I have problems to solve the next exercise about maximum power transfer.
I know that potentiometer has two internal resistors. In this exercise, I must find the \$R\$ value to transfer maximum power to \$R_{L}\$. Now, I have two ideas:
To consider \$R = 500\Omega\$. If I perform it and then get Thévenin equivalent, simply \$R_{th} = 0\Omega\$ and \$V_{th} = 12V\$. Here I can't use the formula: $$ P_{max} = \frac{V_{th}^2}{4R_{th}}$$
but the transferred power to \$R_{L}\$: $$ P_{R_{L}}= \frac{(12V)^2}{100\Omega} = 1.44W$$
To assume \$500\Omega = R + R_{1}\$. In this case (\$R_{1}\$ is the other potentiometer resistor), \$R_{th} = R||R_{1} = R_{L}\$ (based on maximum power transfer theorem).
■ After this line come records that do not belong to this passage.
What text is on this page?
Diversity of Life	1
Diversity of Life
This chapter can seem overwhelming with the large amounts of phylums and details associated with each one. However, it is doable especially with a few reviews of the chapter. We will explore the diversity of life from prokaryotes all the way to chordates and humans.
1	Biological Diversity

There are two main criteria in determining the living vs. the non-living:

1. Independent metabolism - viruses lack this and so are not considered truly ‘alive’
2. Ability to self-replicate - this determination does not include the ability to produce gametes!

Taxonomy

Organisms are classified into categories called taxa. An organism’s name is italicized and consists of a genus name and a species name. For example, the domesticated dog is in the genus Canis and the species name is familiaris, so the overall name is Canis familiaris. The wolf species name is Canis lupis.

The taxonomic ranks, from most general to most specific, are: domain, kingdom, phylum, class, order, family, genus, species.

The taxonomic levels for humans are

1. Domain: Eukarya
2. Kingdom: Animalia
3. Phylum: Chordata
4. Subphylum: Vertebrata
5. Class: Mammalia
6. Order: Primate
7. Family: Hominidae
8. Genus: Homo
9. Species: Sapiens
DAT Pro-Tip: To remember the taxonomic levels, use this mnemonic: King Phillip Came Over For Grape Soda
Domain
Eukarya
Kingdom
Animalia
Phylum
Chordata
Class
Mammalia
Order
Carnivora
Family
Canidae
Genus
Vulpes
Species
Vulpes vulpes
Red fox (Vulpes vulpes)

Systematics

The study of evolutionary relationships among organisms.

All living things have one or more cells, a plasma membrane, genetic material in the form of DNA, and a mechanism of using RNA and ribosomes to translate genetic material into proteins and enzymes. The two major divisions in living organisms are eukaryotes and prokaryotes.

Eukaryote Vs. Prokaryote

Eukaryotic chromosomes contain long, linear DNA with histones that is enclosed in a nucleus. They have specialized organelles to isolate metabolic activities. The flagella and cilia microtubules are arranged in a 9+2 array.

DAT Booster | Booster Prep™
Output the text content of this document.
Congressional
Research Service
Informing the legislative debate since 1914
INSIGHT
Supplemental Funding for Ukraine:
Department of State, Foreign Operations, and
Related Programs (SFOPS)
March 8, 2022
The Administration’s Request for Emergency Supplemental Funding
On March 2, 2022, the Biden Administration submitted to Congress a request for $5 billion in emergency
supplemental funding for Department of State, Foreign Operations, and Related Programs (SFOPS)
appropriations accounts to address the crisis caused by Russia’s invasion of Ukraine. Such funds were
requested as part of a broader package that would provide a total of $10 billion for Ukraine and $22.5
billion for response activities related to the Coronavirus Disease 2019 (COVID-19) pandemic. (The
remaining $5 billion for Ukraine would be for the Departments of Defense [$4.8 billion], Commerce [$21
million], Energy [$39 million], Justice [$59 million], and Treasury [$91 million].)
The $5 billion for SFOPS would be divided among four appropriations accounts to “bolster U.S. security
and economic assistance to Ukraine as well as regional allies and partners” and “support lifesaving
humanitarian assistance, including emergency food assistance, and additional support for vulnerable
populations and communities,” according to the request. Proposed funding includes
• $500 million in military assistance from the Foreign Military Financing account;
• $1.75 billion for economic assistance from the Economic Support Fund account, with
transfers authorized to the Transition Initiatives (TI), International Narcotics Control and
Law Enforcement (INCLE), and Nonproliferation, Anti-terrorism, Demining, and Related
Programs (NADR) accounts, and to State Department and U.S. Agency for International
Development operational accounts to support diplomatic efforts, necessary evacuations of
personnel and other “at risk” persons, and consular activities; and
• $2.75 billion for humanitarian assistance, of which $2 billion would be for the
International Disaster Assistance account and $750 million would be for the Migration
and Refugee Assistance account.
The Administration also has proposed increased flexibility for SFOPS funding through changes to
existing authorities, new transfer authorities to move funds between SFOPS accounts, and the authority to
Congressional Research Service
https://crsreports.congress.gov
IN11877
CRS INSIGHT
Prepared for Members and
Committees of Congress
I solve a quadratic equation and: $$R = (250 \pm 50\sqrt{5})\Omega\\V_{th} = \frac{12R}{500}V$$ and implies two different Thévenin voltages. Performing power calculations, I get: $$P_{R_{L}} = 36(3\pm\sqrt{5})mW$$
Definitely, the first approach gives a higher power (and suppose it's maximum power transferred by the source) , but which is correct?